Обнимаю тебя крепко.

Илья.

Юлию Киму

1.11.71

Дорогой Юлик!

Я понял – отчасти из твоего, немного из других писем, – что тебя опечалил неважный уровень постановки «Недоросля». Но мне все равно приятно, что твои песни поются и что если тебе приходится жаловаться, то уж на обилие заказов ‹…›

Я получил много писем с отчетом о кутерьме в моем доме[160]. Перечисление имен неизменно вызывало у меня теплое чувство и злость на себя – за неумение в лучшие времена цепко держаться за людей. Научиться бы на будущее, но мы ведь реалисты, черт нас побери ‹…›

Что же будет, если все отправятся по средиземноморским путевкам[161]. Есть же какая-то привязанность к языку, скажем, не говоря о дружбах, которые можно рушить только по мясу. Ну, у каждого свое – для меня так, и я бы счел для себя необходимость такого путешествия печалью паче даже путешествия в Кемерово ‹…›

Целую тебя и спасибо, что не забываешь. Низкий поклон всем твоим ‹…›

Илья.

Не достанешь ли ты «Тухачевского» в ЖЗЛ? Нужно.
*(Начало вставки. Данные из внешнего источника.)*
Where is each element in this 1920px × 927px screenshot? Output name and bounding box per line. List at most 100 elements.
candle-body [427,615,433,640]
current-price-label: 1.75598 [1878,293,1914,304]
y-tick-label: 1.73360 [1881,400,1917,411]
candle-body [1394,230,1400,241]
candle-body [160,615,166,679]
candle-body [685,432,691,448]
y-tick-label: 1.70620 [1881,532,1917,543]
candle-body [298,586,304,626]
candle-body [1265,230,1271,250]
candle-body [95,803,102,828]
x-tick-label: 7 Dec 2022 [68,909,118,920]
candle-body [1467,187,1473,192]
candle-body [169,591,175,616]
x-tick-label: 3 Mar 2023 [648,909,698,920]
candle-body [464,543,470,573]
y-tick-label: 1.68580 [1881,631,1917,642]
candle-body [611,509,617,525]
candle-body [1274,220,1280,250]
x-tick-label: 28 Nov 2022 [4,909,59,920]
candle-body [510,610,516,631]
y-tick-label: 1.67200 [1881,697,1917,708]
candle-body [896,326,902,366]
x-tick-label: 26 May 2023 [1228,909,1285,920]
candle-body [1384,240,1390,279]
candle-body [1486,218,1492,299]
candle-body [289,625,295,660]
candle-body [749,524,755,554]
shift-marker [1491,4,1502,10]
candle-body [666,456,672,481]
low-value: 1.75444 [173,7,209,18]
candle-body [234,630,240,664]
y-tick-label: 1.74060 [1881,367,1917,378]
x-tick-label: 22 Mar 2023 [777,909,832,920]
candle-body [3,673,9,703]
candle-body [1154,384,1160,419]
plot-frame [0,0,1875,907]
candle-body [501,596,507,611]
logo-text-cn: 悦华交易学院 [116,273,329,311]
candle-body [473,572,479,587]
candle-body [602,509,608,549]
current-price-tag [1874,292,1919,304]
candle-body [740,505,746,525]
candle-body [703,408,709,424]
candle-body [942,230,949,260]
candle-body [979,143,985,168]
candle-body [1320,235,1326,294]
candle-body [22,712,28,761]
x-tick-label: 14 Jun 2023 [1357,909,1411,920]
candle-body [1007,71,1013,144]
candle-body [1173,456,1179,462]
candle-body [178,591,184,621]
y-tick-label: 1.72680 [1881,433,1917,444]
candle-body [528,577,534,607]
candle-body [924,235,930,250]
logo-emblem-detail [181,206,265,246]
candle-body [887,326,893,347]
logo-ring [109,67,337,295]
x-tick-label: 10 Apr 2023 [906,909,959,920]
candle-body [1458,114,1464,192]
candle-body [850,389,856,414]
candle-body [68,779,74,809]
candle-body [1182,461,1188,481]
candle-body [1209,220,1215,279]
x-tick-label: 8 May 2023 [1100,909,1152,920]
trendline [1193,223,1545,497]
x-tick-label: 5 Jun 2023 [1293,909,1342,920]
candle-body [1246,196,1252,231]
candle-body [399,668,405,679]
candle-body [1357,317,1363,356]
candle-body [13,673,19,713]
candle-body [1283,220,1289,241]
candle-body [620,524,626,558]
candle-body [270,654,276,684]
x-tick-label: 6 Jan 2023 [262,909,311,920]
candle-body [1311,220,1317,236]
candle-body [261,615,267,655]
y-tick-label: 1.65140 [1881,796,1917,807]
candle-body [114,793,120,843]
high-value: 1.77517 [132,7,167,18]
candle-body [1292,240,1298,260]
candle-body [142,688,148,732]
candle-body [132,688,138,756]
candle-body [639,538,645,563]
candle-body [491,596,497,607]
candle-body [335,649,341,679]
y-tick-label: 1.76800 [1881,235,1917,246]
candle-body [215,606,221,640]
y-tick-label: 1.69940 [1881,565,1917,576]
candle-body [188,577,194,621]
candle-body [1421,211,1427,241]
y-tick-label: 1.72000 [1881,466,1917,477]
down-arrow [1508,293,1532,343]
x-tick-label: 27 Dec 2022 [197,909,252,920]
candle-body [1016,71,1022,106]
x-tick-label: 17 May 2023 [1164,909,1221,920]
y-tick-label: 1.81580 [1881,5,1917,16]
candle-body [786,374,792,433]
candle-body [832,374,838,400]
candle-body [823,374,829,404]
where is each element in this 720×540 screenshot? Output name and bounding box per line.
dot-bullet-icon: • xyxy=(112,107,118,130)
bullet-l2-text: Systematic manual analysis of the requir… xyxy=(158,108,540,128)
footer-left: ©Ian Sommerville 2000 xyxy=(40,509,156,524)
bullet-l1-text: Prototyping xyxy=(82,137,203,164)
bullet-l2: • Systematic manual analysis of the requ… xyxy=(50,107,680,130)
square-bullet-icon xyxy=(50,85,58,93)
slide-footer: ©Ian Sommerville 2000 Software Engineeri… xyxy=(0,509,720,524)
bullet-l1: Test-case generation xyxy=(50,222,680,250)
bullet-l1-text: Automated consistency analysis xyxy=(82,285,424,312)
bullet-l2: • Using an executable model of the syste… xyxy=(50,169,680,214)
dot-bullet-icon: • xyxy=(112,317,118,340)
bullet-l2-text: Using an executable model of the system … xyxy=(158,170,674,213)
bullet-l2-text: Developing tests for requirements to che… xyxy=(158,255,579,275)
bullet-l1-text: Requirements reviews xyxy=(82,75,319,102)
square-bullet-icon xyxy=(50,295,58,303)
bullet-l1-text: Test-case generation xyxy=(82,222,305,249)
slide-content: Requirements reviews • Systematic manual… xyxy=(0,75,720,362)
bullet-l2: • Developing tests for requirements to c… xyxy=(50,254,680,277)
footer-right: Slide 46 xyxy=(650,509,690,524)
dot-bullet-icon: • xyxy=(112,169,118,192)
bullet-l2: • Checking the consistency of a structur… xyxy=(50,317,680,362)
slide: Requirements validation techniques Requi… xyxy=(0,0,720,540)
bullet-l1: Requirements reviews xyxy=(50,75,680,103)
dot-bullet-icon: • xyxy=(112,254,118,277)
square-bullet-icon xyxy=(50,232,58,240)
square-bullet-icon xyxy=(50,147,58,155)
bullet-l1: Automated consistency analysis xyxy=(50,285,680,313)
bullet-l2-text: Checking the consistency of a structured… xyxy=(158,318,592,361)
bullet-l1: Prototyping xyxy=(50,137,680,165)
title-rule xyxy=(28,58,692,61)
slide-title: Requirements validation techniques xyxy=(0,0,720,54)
Получил и следующее твое письмо. Спасибо за добрые вести.

Герцену Копылову

1.11.71

Дорогой Гера! ‹…›

По странному совпадению, в отчетах о моем дне рождения многие уделили внимание тебе. Причину понять более или менее можно, я просто хочу сказать, что и в такой толчее, подробно описанной тобой, все-таки можно хоть мельком сосредоточиться. Посплетничаю: с особой теплотой писал о тебе Марк. Я не знаю, насколько вы подробно разглядели друг друга, но из особых душевных пристрастий хотелось бы, чтобы как можно поподробнее ‹…›

Закончив чтение французских романов и эссе на французские темы (о Моцарте и Вольтере), я стал читать прозу Рильке. Он тоже по-своему француз, руссоист, если требуется пользоваться регионами и «моделями». Отметив, что пейзаж нам чужд, т. к. лишен облика, желаний, цели и создает ощущение одинокости и заброшенности, что мы, горожане, довольствуемся жалкой иллюзией лжеприроды, он призвал, в подражание детям и художникам, не лукавя, слиться с природой. Последнее, кажется, мне не дано, отчего я чувствую себя ограбленным почти так же, как от незнания языков. Мне этот пересказ понадобился, чтобы ответить на твое приглашение. Я непременно приеду, но чтобы отдохнуть и встретиться с тобой.

Перейти на страницу:

Похожие книги

Том 4. Материалы к биографиям. Восприятие и оценка жизни и трудов
Том 4. Материалы к биографиям. Восприятие и оценка жизни и трудов

Перед читателем полное собрание сочинений братьев-славянофилов Ивана и Петра Киреевских. Философское, историко-публицистическое, литературно-критическое и художественное наследие двух выдающихся деятелей русской культуры первой половины XIX века. И. В. Киреевский положил начало самобытной отечественной философии, основанной на живой православной вере и опыте восточно-христианской аскетики. П. В. Киреевский прославился как фольклорист и собиратель русских народных песен.Адресуется специалистам в области отечественной духовной культуры и самому широкому кругу читателей, интересующихся историей России.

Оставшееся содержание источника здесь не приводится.